Я вывел Лимюэла из трактира и направил его в сторону Тодбори; он, спотыкаясь, медленно поплелся по дороге. Сам я вернулся в таверну, чтобы поговорить напоследок с Эйбелем, —
— Пенборовский особняк будет блистать сегодня Ночью всеми своими огнями, — сказал Эйбель.
— Почему так? Чем им не нравится темнота?
— Плиммон хочет отпраздновать наступление мира и показать, как мало его трогают ничтожные следы пожарища— единственное, чем мы сумели выразить железным баронам наши чувства к ним. Собственная резиденция Плиммона получила несколько основательных пробоин, когда дружина Лонгриджа обрушилась на нее. Так что празднество перенесено в пенборовский особняк, где Плиммон за бокалом вина будет усмехаться даме своего сердца.
— Стоит полюбоваться на такое прекрасное зрелище!

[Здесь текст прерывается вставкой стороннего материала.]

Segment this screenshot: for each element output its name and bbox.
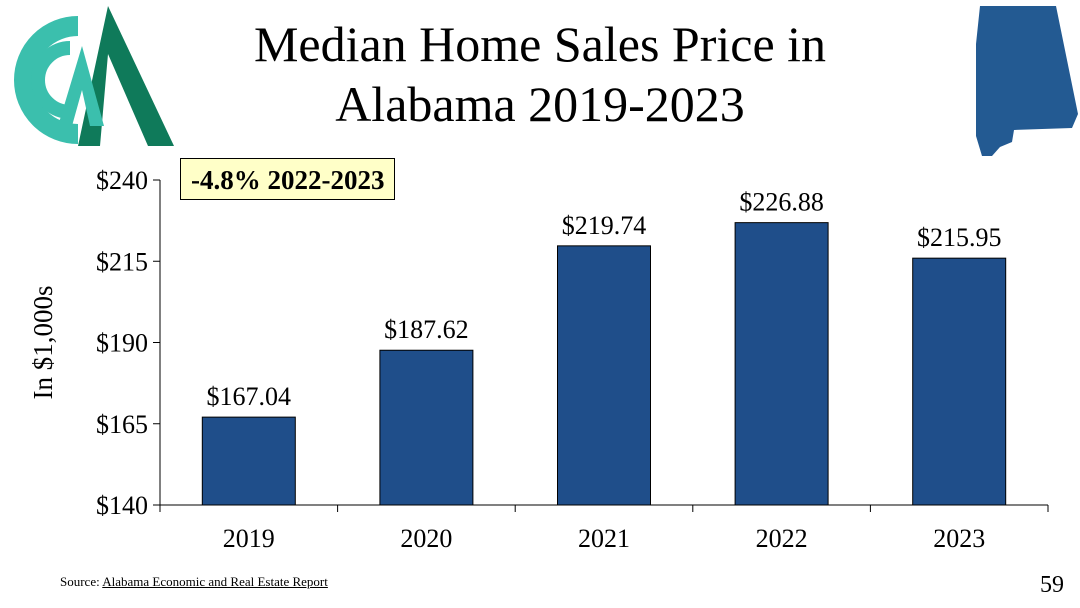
bar-2023 [912, 257, 1007, 506]
logo [8, 6, 178, 161]
page-number: 59 [1040, 572, 1064, 598]
bar-2021 [557, 245, 651, 506]
value-label-2020: $187.62 [384, 315, 469, 344]
x-tick-label-2023: 2023 [933, 524, 985, 553]
y-axis-title: In $1,000s [28, 286, 58, 400]
bar-2019 [201, 416, 296, 506]
y-tick-label: $140 [96, 491, 148, 520]
x-tick-label-2019: 2019 [223, 524, 275, 553]
y-tick-label: $215 [96, 247, 148, 276]
x-tick-label-2021: 2021 [578, 524, 630, 553]
y-tick-label: $165 [96, 410, 148, 439]
x-tick-label-2020: 2020 [400, 524, 452, 553]
source-note: Source: Alabama Economic and Real Estate… [60, 574, 328, 590]
value-label-2019: $167.04 [207, 382, 292, 411]
page-title: Median Home Sales Price in Alabama 2019-… [190, 14, 890, 134]
x-tick-label-2022: 2022 [756, 524, 808, 553]
title-line-1: Median Home Sales Price in [253, 16, 827, 72]
value-label-2023: $215.95 [917, 223, 1002, 252]
source-prefix: Source: [60, 574, 103, 589]
value-label-2021: $219.74 [562, 211, 647, 240]
value-label-2022: $226.88 [739, 188, 824, 217]
source-link[interactable]: Alabama Economic and Real Estate Report [102, 574, 328, 589]
bar-2022 [734, 222, 829, 506]
bar-2020 [379, 349, 474, 506]
title-line-2: Alabama 2019-2023 [335, 76, 745, 132]
change-badge: -4.8% 2022-2023 [180, 158, 396, 200]
y-tick-label: $240 [96, 166, 148, 195]
y-tick-label: $190 [96, 329, 148, 358]
alabama-state-icon [970, 4, 1080, 164]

— Желаю тебе счастья, арфист.
— Прощай, Эйбель.
С наступлением сумерек я выбрался по горной тропе к домику Кэтрин Брайер. Когда я вошел в него, лампа уже была зажжена. Дэви копался в углу, почти засыпая; его крупная, красивая, лишенная мыслей голова низко склонилась над какой — то работой. Миссис Брайер и Кэтрин возились перед очагом. Они обе оглянулись, когда я вошел. Дэви не обратил на меня внимания. Я увидел ясное лицо Кэтрин и такие же мысли ее — твердые и уверенные, навсегда застывшие на грани нестерпимого. Ей нечего было сказать, да и мне тоже. Без единого слова я вышел из домика и закрыл за собой дверь.
Ночь окончательно спустилась на землю, когда я стал взбираться на Артуров Венец, шагая по той самой тропинке, по которой я спускался, когда шел в Мунли. На самой вершине я оглянулся. Внизу подо мной стоял особняк Пенбори — большой, улыбчивый, оживленный огнями. Я повернулся и стал уходить от Мунли, в то же время навеки сближаясь с ним, полный острой, созревающей, невыразимой горечи, ощущая в пальцах обещание новой, величественной музыки.